Ben Yargıtay hakkında yazmaktan sıkıldım, Yargıtay’ın kendisi skandal niteliğinde kararlar üretmekten sıkılmadı; aslında muhtemelen karar fena bir karar değil ama araya öyle cümleler sokuşturuyorlar ki, rezaletin daniskası.
Kararla ilgili haberi ve o skandal cümleyi Star gazetesinin haberinde gördüm, hukukçu yakınlarıma danıştım, aldığım cevap o tuhaf cümlenin ya gazetede yanlış yazıldığı, ya da haberi gazeteye geçen Anadolu Ajansı’nın yanlış yazdığı yönünde oldu.
Hukukçu yakınlarıma inandım doğrusu, çünkü bir hukuk devletinin Yargıtay’ı bir kararında böyle bir cümle kullanamazdı.
Ama, şeytan dürttü, Yargıtay’ı aradım, kararın orijinaline ulaşamadım, Star’ın Ankara bürosundan yardım istedim, Ankara büro sorumlusu Mustafa Kartoğlu, sağolsun, bana haberin orijinalini ulaştırdı.
Ve hukukçu yakınlarımın bile yanıldığını, böyle bir cümlenin bir hukuk devletinin Yargıtay kararında yer alabildiğini gördüm, şaşırdım, itiraf edeyim biraz da ürktüm, zira Yargıtay’da böyle bir zihniyet egemen ise, ki bu karardan öyle anlaşılıyor, durumumuz bir felaket demektir.
Aslında karar Yargıtay dergisinin Haziran 2012 sayısında (Cilt 38, Sayı 6) yayınlanmış; Yargıtay kararının tarihi ise 14.2.2012, karar numarası 2012/3379, ilgilenenler bulup, dehşete düşmek pahasına, kararın tümünü okuyabilirler.
Kararda aynen şöyle bir cümle geçiyor: “Toplumun çıkarı dışında hiçbir kişisel çıkar gerçeklerin yanlış olarak sunulmasına neden olmamalıdır (adı geçen dergi, sahife 1094).”
İsterseniz aynı cümleyi tersten okuyabilirsiniz: Toplumun çıkarı için gerçekleri yanlış sunabilirsiniz.
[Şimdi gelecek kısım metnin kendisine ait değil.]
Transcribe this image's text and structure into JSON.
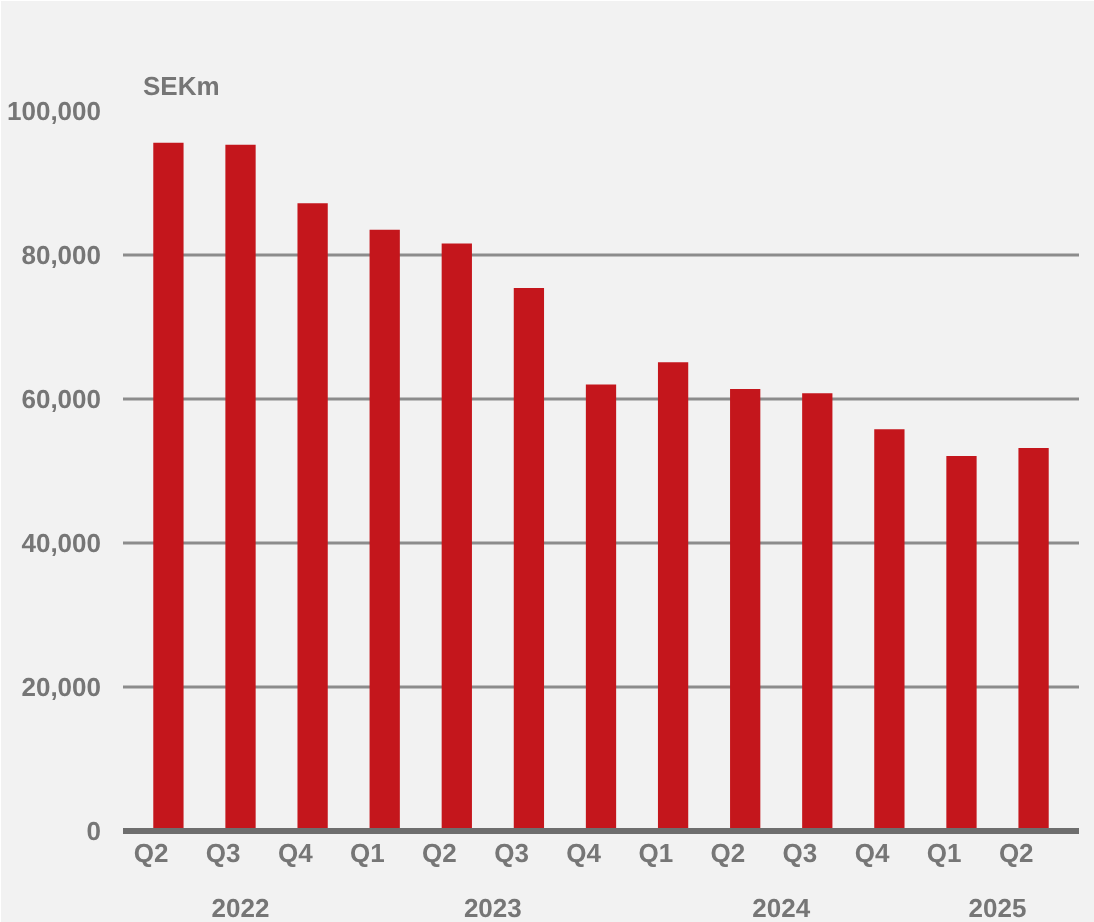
{
  "chart_data": {
    "type": "bar",
    "ylabel": "SEKm",
    "categories": [
      "Q2",
      "Q3",
      "Q4",
      "Q1",
      "Q2",
      "Q3",
      "Q4",
      "Q1",
      "Q2",
      "Q3",
      "Q4",
      "Q1",
      "Q2"
    ],
    "annotations": [
      "2022",
      "2023",
      "2024",
      "2025"
    ],
    "values": [
      95600,
      95300,
      87200,
      83500,
      81600,
      75400,
      62000,
      65100,
      61400,
      60800,
      55800,
      52100,
      53200
    ],
    "color": "#c4161c",
    "ylim": [
      0,
      100000
    ],
    "yticks": [
      {
        "value": 0,
        "label": "0"
      },
      {
        "value": 20000,
        "label": "20,000"
      },
      {
        "value": 40000,
        "label": "40,000"
      },
      {
        "value": 60000,
        "label": "60,000"
      },
      {
        "value": 80000,
        "label": "80,000"
      },
      {
        "value": 100000,
        "label": "100,000"
      }
    ],
    "grid": "y"
  }
}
Kararın detaylarına girmiyorum, konu basın, yukarıdaki cümleyi de öyle cımbızla çekip çıkarmıyorum, kararın adeta anafikri bu; bir önceki cümlede de “Yayın salt toplumun çıkarları gözetilerek yapılmış olmalıdır” gibi tamamen anlamsız başka bir ifade daha var.
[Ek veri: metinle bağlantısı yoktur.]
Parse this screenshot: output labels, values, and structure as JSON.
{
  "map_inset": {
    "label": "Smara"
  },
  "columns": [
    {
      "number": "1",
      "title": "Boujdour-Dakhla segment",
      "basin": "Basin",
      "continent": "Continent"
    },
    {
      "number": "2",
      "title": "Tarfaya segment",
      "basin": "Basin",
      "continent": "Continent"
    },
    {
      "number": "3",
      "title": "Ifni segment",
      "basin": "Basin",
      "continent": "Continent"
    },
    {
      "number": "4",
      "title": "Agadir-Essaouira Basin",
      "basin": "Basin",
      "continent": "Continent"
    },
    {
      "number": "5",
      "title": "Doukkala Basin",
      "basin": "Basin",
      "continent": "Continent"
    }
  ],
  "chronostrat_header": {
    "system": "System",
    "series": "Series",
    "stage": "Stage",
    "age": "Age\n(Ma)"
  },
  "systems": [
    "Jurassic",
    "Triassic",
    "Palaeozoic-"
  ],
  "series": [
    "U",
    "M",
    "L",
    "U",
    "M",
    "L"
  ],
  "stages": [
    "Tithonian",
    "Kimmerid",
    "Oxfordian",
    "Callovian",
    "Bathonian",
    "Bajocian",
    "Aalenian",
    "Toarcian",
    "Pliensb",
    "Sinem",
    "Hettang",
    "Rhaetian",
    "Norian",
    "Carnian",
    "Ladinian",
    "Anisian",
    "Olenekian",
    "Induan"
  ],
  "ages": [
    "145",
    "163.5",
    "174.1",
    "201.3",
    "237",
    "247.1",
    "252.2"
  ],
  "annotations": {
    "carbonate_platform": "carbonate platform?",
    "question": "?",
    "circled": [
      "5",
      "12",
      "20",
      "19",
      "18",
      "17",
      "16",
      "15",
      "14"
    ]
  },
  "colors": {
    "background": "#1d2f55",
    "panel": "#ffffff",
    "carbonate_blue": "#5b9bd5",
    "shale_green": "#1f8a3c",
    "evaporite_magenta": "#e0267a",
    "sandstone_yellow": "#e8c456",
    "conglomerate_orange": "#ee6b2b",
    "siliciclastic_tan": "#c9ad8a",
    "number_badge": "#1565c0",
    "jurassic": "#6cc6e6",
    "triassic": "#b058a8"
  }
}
Aklıma iki ihtimal geliyor, birincisi bu korkunç ifadenin bilinçli olarak, taammüden yazılmış bir cümle olduğu.
Bu birinci ihtimal zaten yeterince korkunç; Yargıtay’da toplumsal çıkar için basının yalan haber yapabileceği fikrini kararlarına yansıtan hakimler varsa buranın bir hukuk devleti olduğunu iddia etmek mümkün değil.
Eminim, bu kararın altında muhalefet şerhi dahi koymadan imzası bulunan Yargıtay hakimleri toplumsal çıkar ne demek tartışmasıyla hiç ilgilenmemişler hayatlarında, aldıkları berbat hukuk eğitiminde kendilerine öğretilen kamu yararı, toplumsal çıkar gibi anlamsız, baskıcı kavramları hiç düşünmeden, kuşkuculuk filtresinden hiç geçirmeden benimsemişler, rastgele de kullanıyorlar.
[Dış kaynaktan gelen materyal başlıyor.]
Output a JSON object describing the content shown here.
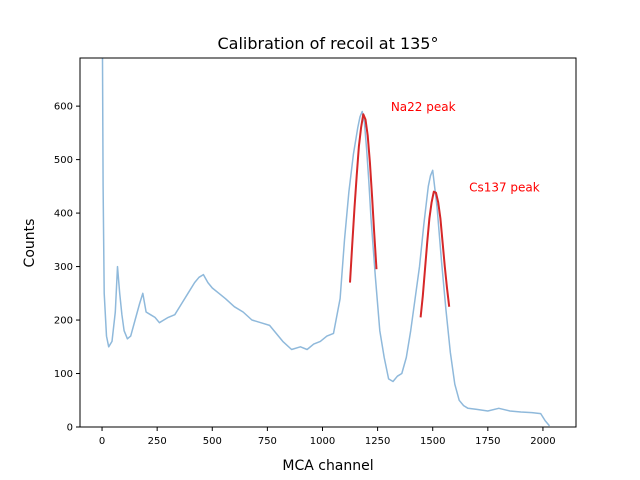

Aslında benim kişisel görüşüm Yargıtay hakimlerinin büyük bir bölümü gerçekten kamu çıkarı için, ne demekse, basının yalan haber vermesini olağan karşılıyor ama bunu açık açık belirtemezlerken, bu kez anti demokrasi-anti hukuk mızrağı bilinçaltına sığmamış, korteksi delip çıkmış, karara yansımış.
İkinci ihtimal belki daha da korkunç ve benim için çok öğretici ve aydınlatıcı.
Bu ihtimale göre Yargıtay hakimlerimizin türkçe düzeylerinde ciddi bir sorun var, okuduklarının ve yazdıklarının anlamını pek bilemiyorlar, göremiyorlar.
Koskoca Yargıtay hakimleri için neden mi böyle düşünüyorum, açıklayayım.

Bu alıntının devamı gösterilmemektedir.